Blonde Redhead im Gespräch

Seit fast einem Vierteljahrhundert gibt es diese Band bereits. Blonde Redhead gelten als Wegbereiter des Dream Pop, auch wenn Gitarrist Simone Pace nicht wirklich viel von einschränkenden Genre-Begriffen hält, wie er im Interview anlässlich der neuen EP »3 O’Clock« verriet.
Geschrieben am
2016 habt ihr eine Box mit frühen Aufnahmen veröffentlicht und eine Reihe von Konzerten gespielt, deren Setlist sich schwerpunktmäßig dem 2004er Album »Misery Is A Butterfly« widmete. Warum habt ihr euch dazu entschieden, dem alten Material einen neuen Besuch abzustatten? Wie hat sich der Trip in die Vergangenheit angefühlt?
Was die Box angeht, so wollten wir, dass sie nicht verloren gehen und das Label hätte mit den Aufnahmen nichts mehr angestellt. Glücklicherweise konnten wir sie zurückkaufen und zusammen mit dem Label Numero Group neu rauszubringen. »Misery« mit einem Streicher-Ensemble zu spielen, ist eine wundervolle Erfahrung und es war ein absoluter Traum, dass wir es zusammen mit Eyvind Kang und dem ACME Ensemble umsetzen konnten. Ich persönlich komme mit den Anfängen unserer Band ebenso klar, wie mit den einzelnen Phasen unseres musikalischen Lebens insgesamt. Es gibt nichts zu bedauern, daher war der Trip in die Vergangenheit möglich.

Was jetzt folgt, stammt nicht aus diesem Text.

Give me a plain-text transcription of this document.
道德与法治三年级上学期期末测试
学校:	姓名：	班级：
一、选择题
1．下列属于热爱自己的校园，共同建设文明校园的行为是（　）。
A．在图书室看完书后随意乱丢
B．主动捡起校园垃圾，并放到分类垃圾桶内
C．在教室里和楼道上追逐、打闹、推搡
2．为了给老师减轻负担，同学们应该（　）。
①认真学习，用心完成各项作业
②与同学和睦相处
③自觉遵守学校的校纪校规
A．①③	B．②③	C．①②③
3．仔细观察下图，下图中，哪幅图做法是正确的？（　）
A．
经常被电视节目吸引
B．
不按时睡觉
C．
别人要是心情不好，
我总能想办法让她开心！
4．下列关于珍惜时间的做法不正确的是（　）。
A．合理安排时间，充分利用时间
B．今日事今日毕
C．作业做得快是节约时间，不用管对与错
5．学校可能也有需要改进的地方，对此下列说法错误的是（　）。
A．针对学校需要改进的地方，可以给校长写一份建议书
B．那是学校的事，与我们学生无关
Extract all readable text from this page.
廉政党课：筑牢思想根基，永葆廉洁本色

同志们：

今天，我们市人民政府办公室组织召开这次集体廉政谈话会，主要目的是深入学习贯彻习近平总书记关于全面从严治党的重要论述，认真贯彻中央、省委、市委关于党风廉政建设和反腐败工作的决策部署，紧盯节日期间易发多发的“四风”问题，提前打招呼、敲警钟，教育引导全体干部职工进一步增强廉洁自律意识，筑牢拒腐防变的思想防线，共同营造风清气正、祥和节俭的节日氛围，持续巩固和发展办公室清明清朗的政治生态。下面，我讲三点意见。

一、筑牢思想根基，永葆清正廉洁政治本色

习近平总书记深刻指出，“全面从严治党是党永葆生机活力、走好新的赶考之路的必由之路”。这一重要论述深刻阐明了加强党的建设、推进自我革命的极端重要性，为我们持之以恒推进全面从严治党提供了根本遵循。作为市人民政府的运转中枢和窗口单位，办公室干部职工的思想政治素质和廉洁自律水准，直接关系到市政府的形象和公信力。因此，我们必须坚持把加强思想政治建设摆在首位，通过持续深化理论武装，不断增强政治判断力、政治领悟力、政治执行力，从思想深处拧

Die neue EP »3 O’Clock« soll aus Liedern bestehen, die ihr in eurer Sammlung gefunden habt. Wie war es, mit diesen wiedergefundenen Stücken zu arbeiten?
Wir waren entspannter und lockerer, als wir uns an die Aufnahmen dieser Songs machten, eine vollkommen andere Erfahrung, als wenn wir für ein Album ins Studio gehen. Der Druck war minimal. »Give Give« ist ein verschollenes Lied aus der Zeit von »Penny Sparkle« (2010), das wir wiederfanden. Das war eine große Überraschung, aber das wirklich Erfrischende waren der Songwriting-Prozess und die tatsächlichen Aufnahmen. Es war einfach intimer. Zudem war es etwas sehr Besonderes für uns, dass Mauro Refosco (Atoms For Peace) die Percussions ergänzte.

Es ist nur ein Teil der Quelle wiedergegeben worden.